Банька, пиво, скумбрия… Нам с Пуховым стыдно за вас, товарищ Томилин. Я в Гагру поеду. Домик там есть на горушке, протянешь из окна клешню – мандарины, желтенькие, кругленькие… Арчил Шалвович Куртеладзе – хозяин, старый мудрый джигит. Только, говорит, дай телеграмму – будет тебе, Веня, комната с видом на море, виноград и шашлык от пуза, девочки с голубыми глазами… Вот это жизнь!

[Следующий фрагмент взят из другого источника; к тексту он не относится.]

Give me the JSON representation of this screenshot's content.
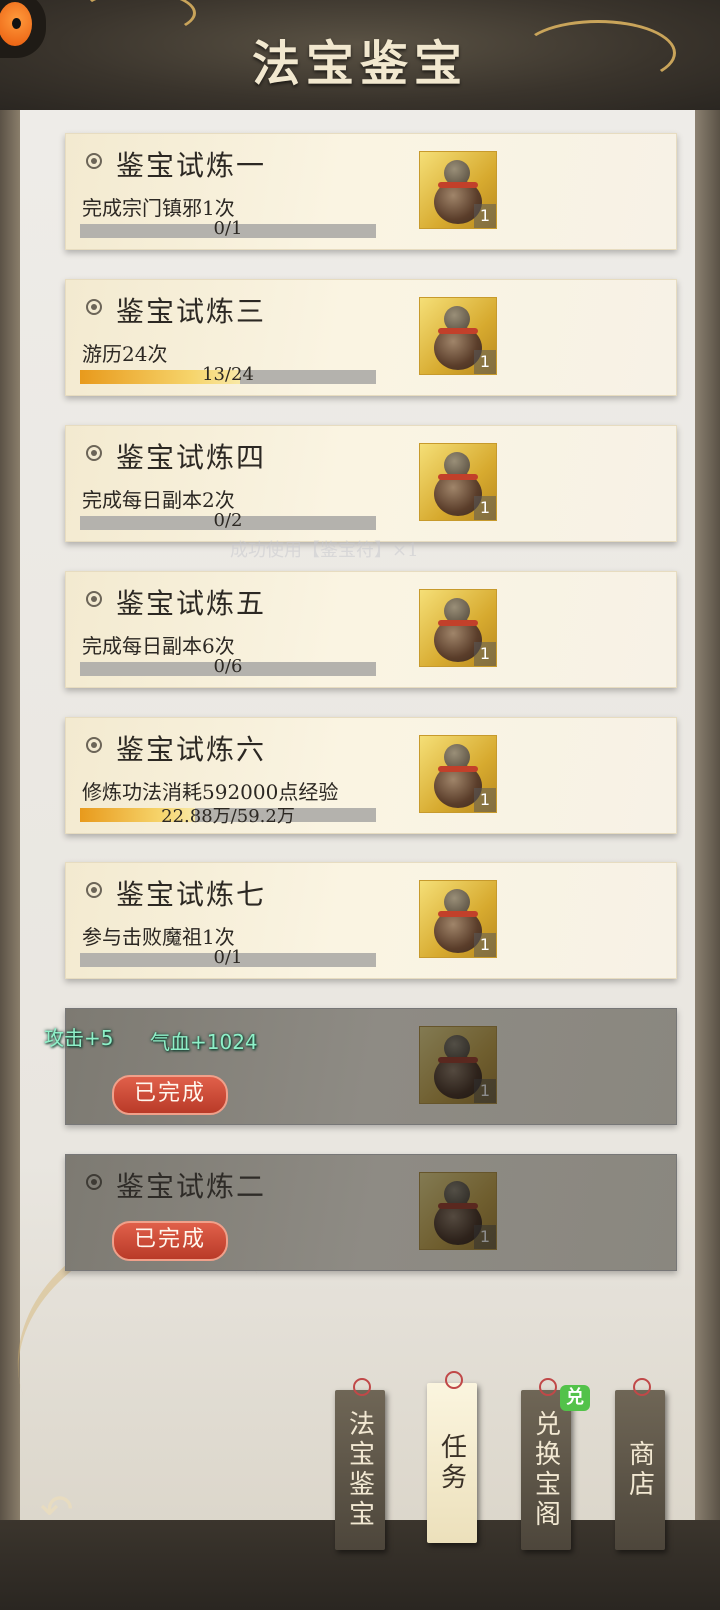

– А ты в зеркало на себя давно не смотрел? Фотокарточкой для голубых глаз не вышел.
– Томный ты человек, Костя. Для ихней сестры не фотокарточка самое главное.
– А что?
– Ты не поймешь, образования не хватит. Главное для них, товарищ Томилия, – это шарм… Легок на помине!
– Вы обо мне? – Пухов присел, вздохнул. – Не снится… В мои годы сон вообще проблема, а тут еще такое…
– Принесло нытика…– Костя вполголоса выругался.
– Кроссворд от нечего делать решаю, – поведал Пухов. – Веня, тут по вашей части: «деталь дизеля», восемь букв, третья «р».
– Где это кроссворд неразгаданный нашли?
– Я старые резинки подчищаю. Так что бы это могло быть?
– Форсунка, наверное.
– Фор‑сун‑ка, – Пухов чмокнул губами. – Подходит. Спасибо, Веня.
– Еще что‑нибудь?
– Ну, если вы так добры… «Частиковая рыба» не получается, шесть букв, пятая «д».
– Сельдь не подойдет?
– Минуточку… Отличнейшим образом! Премного благодарен. Вот и разгадан этот дурацкий кроссворд… Что теперь делать?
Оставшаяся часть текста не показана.